Hence the call to arms. Senior managers in local authority planning departments need to be alive to the threat posed to their staff resources by the economic downturn – because it will ultimately affect the ability of planning departments to unlock planning’s potential.
Now is the time to make massive efforts to retain staff despite drops in planning application fee income, and to use the opportunity offered by the trough in the development cycle to equip staff with the skills they need to unlock planning’s potential when the economy recovers. Not just the hard technical skills that need to form part of the contemporary planner’s armoury like urban design, community engagement and understanding the development industry, but the equally important range of softer, generic skills identifed by the Egan Review such as communication, leadership and conflict resolution.
Economic downturns have traditionally been opportunities for the public sector to become more active in the development sector – witness the construction of parks, hospital and universities in our Victorian cities during economic troughs (such as the complex comprising the University of Glasgow’s Gilmorehill campus, Kelvingrove Art Gallery and Museum and Kelvingrove Park), right up to the regeneration of London’s docklands by the London Docklands Development Corporation in the 1980s. Why not use this current downturn to equip local authorities with the skills and capacity demanded by culture change, so that they are ready to deliver the Government’s planning reforms as soon as development demand picks up again? With local authority planners skilled to lead on the proactive planning agenda, we could see a real difference in the quality of development being delivered throughout the country.
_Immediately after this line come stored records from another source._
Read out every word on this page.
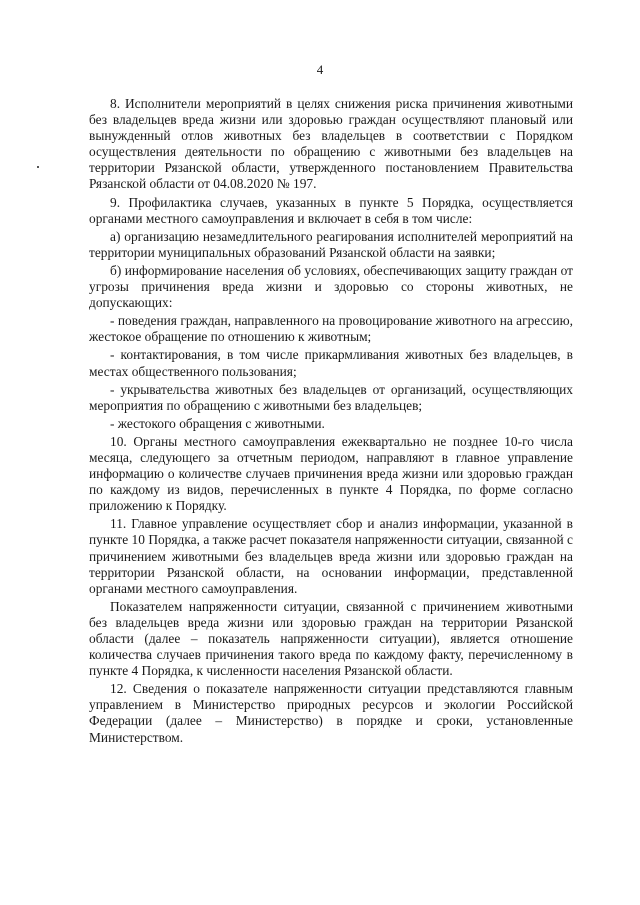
4

8. Исполнители мероприятий в целях снижения риска причинения животными без владельцев вреда жизни или здоровью граждан осуществляют плановый или вынужденный отлов животных без владельцев в соответствии с Порядком осуществления деятельности по обращению с животными без владельцев на территории Рязанской области, утвержденного постановлением Правительства Рязанской области от 04.08.2020 № 197.

9. Профилактика случаев, указанных в пункте 5 Порядка, осуществляется органами местного самоуправления и включает в себя в том числе:

а) организацию незамедлительного реагирования исполнителей мероприятий на территории муниципальных образований Рязанской области на заявки;

б) информирование населения об условиях, обеспечивающих защиту граждан от угрозы причинения вреда жизни и здоровью со стороны животных, не допускающих:

- поведения граждан, направленного на провоцирование животного на агрессию, жестокое обращение по отношению к животным;

- контактирования, в том числе прикармливания животных без владельцев, в местах общественного пользования;

- укрывательства животных без владельцев от организаций, осуществляющих мероприятия по обращению с животными без владельцев;

- жестокого обращения с животными.

10. Органы местного самоуправления ежеквартально не позднее 10-го числа месяца, следующего за отчетным периодом, направляют в главное управление информацию о количестве случаев причинения вреда жизни или здоровью граждан по каждому из видов, перечисленных в пункте 4 Порядка, по форме согласно приложению к Порядку.

11. Главное управление осуществляет сбор и анализ информации, указанной в пункте 10 Порядка, а также расчет показателя напряженности ситуации, связанной с причинением животными без владельцев вреда жизни или здоровью граждан на территории Рязанской области, на основании информации, представленной органами местного самоуправления.

Показателем напряженности ситуации, связанной с причинением животными без владельцев вреда жизни или здоровью граждан на территории Рязанской области (далее – показатель напряженности ситуации), является отношение количества случаев причинения такого вреда по каждому факту, перечисленному в пункте 4 Порядка, к численности населения Рязанской области.

12. Сведения о показателе напряженности ситуации представляются главным управлением в Министерство природных ресурсов и экологии Российской Федерации (далее – Министерство) в порядке и сроки, установленные Министерством.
This will not only require corporate managers in planning departments to fight the case for budgetary and staff retention in the face of declining departmental revenue, but also to invest in staff skills in line with the culture change agenda. But there are plenty of sources of support out there – from the organisational support which Planning Aid for Scotland and Architecture + Design Scotland are keen to offer, to the free training and development offered to individual planners by the Royal Town Planning Institute’s Networks and local Chapters.
So, a call to arms: let’s use this economic downturn to prepare to unlock planning’s potential.